Interestingly, several online-only stores posted poorer performance than their brick-and-mortar competitors (B&M). It would seem that B&M companies for which e-commerce forms a small percentage of annual revenue would devote less time to performance, while online-only businesses would make it a top priority. That seems not to be so as a general rule.
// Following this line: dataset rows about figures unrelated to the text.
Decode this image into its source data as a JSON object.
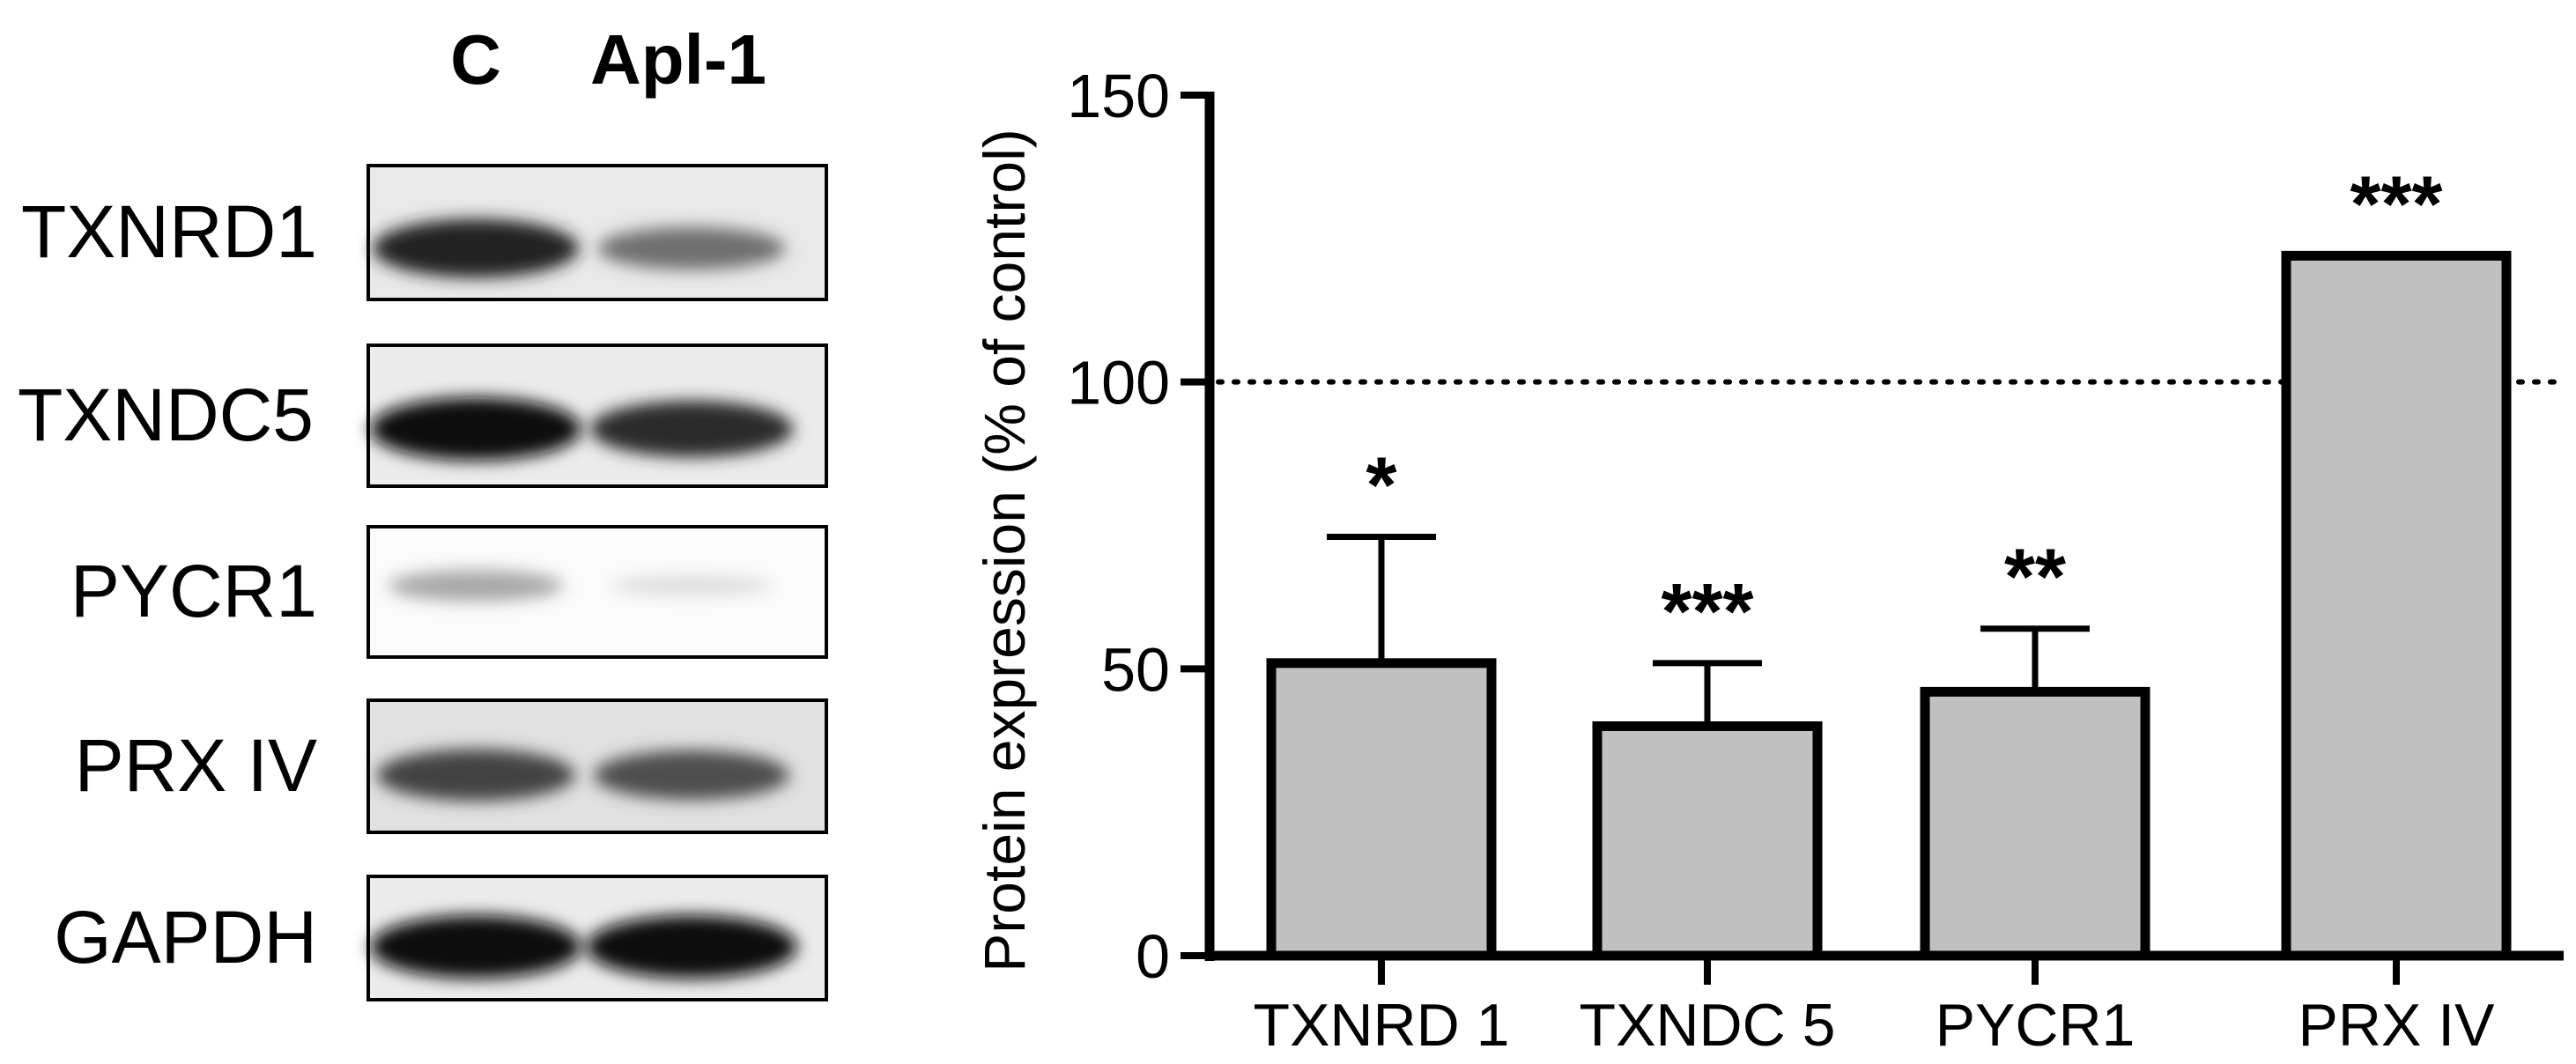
{
  "western_blot": {
    "lanes": [
      "C",
      "Apl-1"
    ],
    "proteins": [
      "TXNRD1",
      "TXNDC5",
      "PYCR1",
      "PRX IV",
      "GAPDH"
    ],
    "band_intensity": [
      {
        "control": 0.9,
        "treated": 0.55
      },
      {
        "control": 1.0,
        "treated": 0.85
      },
      {
        "control": 0.3,
        "treated": 0.06
      },
      {
        "control": 0.75,
        "treated": 0.7
      },
      {
        "control": 1.0,
        "treated": 1.0
      }
    ]
  },
  "chart_data": {
    "type": "bar",
    "categories": [
      "TXNRD 1",
      "TXNDC 5",
      "PYCR1",
      "PRX IV"
    ],
    "values": [
      51,
      40,
      46,
      122
    ],
    "errors": [
      22,
      11,
      11,
      0
    ],
    "significance": [
      "*",
      "***",
      "**",
      "***"
    ],
    "title": "",
    "xlabel": "",
    "ylabel": "Protein expression (% of control)",
    "ylim": [
      0,
      150
    ],
    "yticks": [
      0,
      50,
      100,
      150
    ],
    "reference_line": 100,
    "grid": false,
    "legend": "none",
    "colors": {
      "bar_fill": "#c0c0c0",
      "bar_stroke": "#000000",
      "axis": "#000000"
    }
  }
}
In particular, Kay.com and Tiffany.com, sites operated by companies well over 100 years old, are near the top of the list for performance, while Jomashop.com and ICE.com, online only businesses, are at the bottom. It’s worth noting that Jomashop runs its e-commerce on the notoriously slow Yahoo e-commerce platform. It also appears that one online-only retailer, Limoges, took steps to improve performance during the time of the benchmark, possibly in preparation for the holiday
Images – A Necessary Evil?
Product pictures are hugely important for e-commerce success. For most consumers, seeing before buying is imperative. This is especially true for jewelry, as high-resolution, extreme-close-up photography is needed to exhibit the quality and workmanship of the pieces. Plus, photos of jewelry are more likely than other types of products to be shared on Social Media or email, by customers who want friendly opinions on their choices or simply enjoy looking at beautiful baubles. (One jeweler, Gemvara.com, is already successfully leveraging this photo-sharing tendency using Pinterest, and others are following suit.)
Jomashop.com, on the other hand, currently loads 244 assets on its homepage, with images taking up the lion's share of the pie.
The performance difference between Jomashop and Tiffany is huge: 80 points of Yottaa score. Tiffany is the best of show in this benchmark, while Jomashop rounds out the bottom. Images are surely not the only factor in this performance differential, but it's certainly worth noting that the number of images correlates so strongly with the performance in this case.